Reading the S1 that they filed, they (obviously) are trying to offset the debt they have through liquidation of their common stock. I can sum up the report as "we are making lots of money, have fairly significant debt, we need to move our shares now". AFF seems to be profitable and I see no reason why they shouldn't go public. While they are generating pretty impressive revenues they can also function as an umbrella in which adult oriented startups can fold into. Possibly providing further value to their shareholders. This is actually a pretty unique IPO , especially in the web sector.
I also think it will be entertaining to see AdultFriendFinder ring the NYSE bell.
The reason why they shouldn't go public : very bad timing in this volatile economy. I don't know if AFF can be categorized as startup, but startups that do not have enough cash flow (the real cash) for 2 or 3 year of expenses and etc should not go for public unless you want to get burned by short-sellers and opportunist.
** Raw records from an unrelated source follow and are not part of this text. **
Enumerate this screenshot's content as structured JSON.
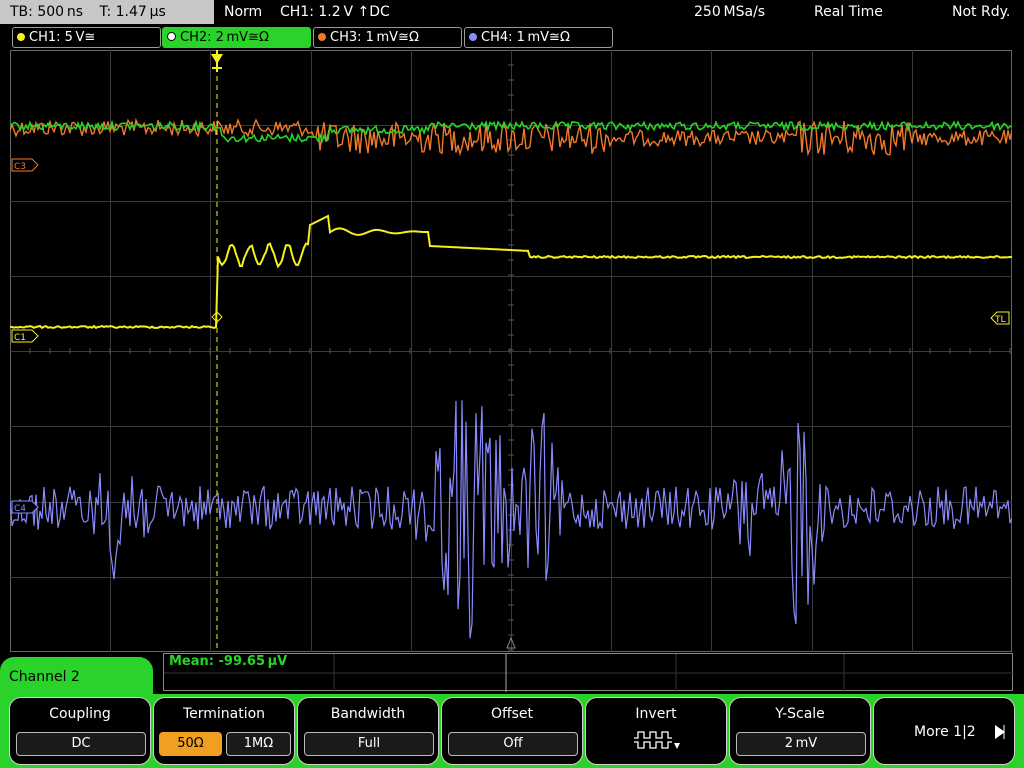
{
  "status_bar": {
    "timebase": "TB: 500 ns",
    "trigger_time": "T: 1.47 µs",
    "trigger_mode": "Norm",
    "trigger_info": "CH1: 1.2 V ↑DC",
    "sample_rate": "250 MSa/s",
    "acq_mode": "Real Time",
    "state": "Not Rdy."
  },
  "channels": [
    {
      "label": "CH1: 5 V≅",
      "color": "#f5f01e",
      "active": false
    },
    {
      "label": "CH2: 2 mV≅Ω",
      "color": "#2ad32a",
      "active": true
    },
    {
      "label": "CH3: 1 mV≅Ω",
      "color": "#f07a2a",
      "active": false
    },
    {
      "label": "CH4: 1 mV≅Ω",
      "color": "#8a8aff",
      "active": false
    }
  ],
  "markers": {
    "c3": "C3",
    "c1": "C1",
    "tl": "TL",
    "c4": "C4"
  },
  "measurement": {
    "mean": "Mean: -99.65 µV"
  },
  "panel": {
    "channel_label": "Channel 2"
  },
  "softkeys": {
    "coupling": {
      "title": "Coupling",
      "value": "DC"
    },
    "termination": {
      "title": "Termination",
      "options": [
        "50Ω",
        "1MΩ"
      ],
      "selected": "50Ω"
    },
    "bandwidth": {
      "title": "Bandwidth",
      "value": "Full"
    },
    "offset": {
      "title": "Offset",
      "value": "Off"
    },
    "invert": {
      "title": "Invert",
      "icon": "invert-waveform-icon"
    },
    "yscale": {
      "title": "Y-Scale",
      "value": "2 mV"
    },
    "more": {
      "label": "More 1|2",
      "icon": "triangle-right-icon"
    }
  }
}
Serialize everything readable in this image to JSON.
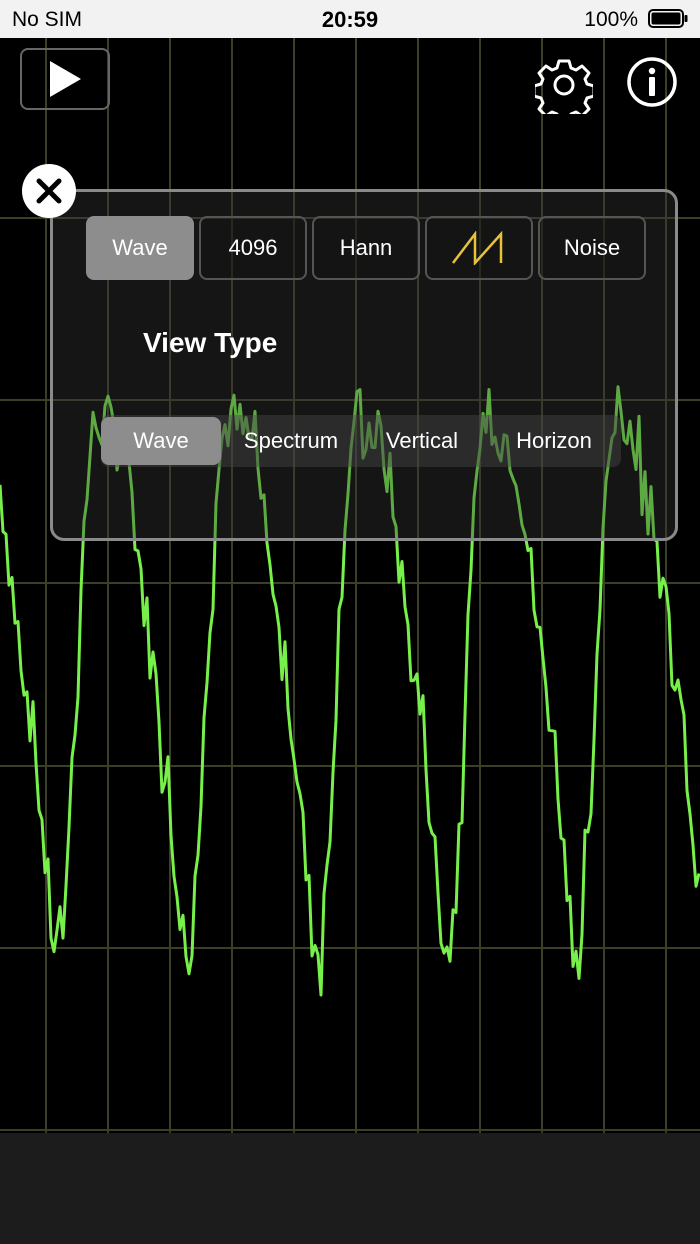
{
  "status_bar": {
    "carrier": "No SIM",
    "time": "20:59",
    "battery": "100%"
  },
  "toolbar": {
    "play_icon": "play-icon",
    "settings_icon": "gear-icon",
    "info_icon": "info-icon"
  },
  "panel": {
    "close_icon": "close-icon",
    "options": [
      {
        "label": "Wave",
        "active": true
      },
      {
        "label": "4096",
        "active": false
      },
      {
        "label": "Hann",
        "active": false
      },
      {
        "label": "",
        "icon": "sawtooth-icon",
        "active": false
      },
      {
        "label": "Noise",
        "active": false
      }
    ],
    "view_type_title": "View Type",
    "view_types": [
      {
        "label": "Wave",
        "active": true
      },
      {
        "label": "Spectrum",
        "active": false
      },
      {
        "label": "Vertical",
        "active": false
      },
      {
        "label": "Horizon",
        "active": false
      }
    ]
  },
  "colors": {
    "trace": "#77f04a",
    "grid": "#3b3f28",
    "sawtooth": "#e8c23a",
    "selected": "#8d8d8d"
  }
}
I work part-time in Japanese startup in my leisure time. We are only 10~ people (not all of us are developer) but already generating $4M of net income last year(not try to brag on it, since I'm sure we're not the best) and by the way we did end-year party last night I am pretty sure it's more than doubled. We choose not to raise fund or sell IPO because we feel steadier without it. Unless you have great growth that can ensure market (remember, todays market is mostly based on fear) or you have great trouble and IPO is the only thing that can save you, don't enter the market :)
I also think it will be entertaining to see AdultFriendFinder ring the NYSE bell.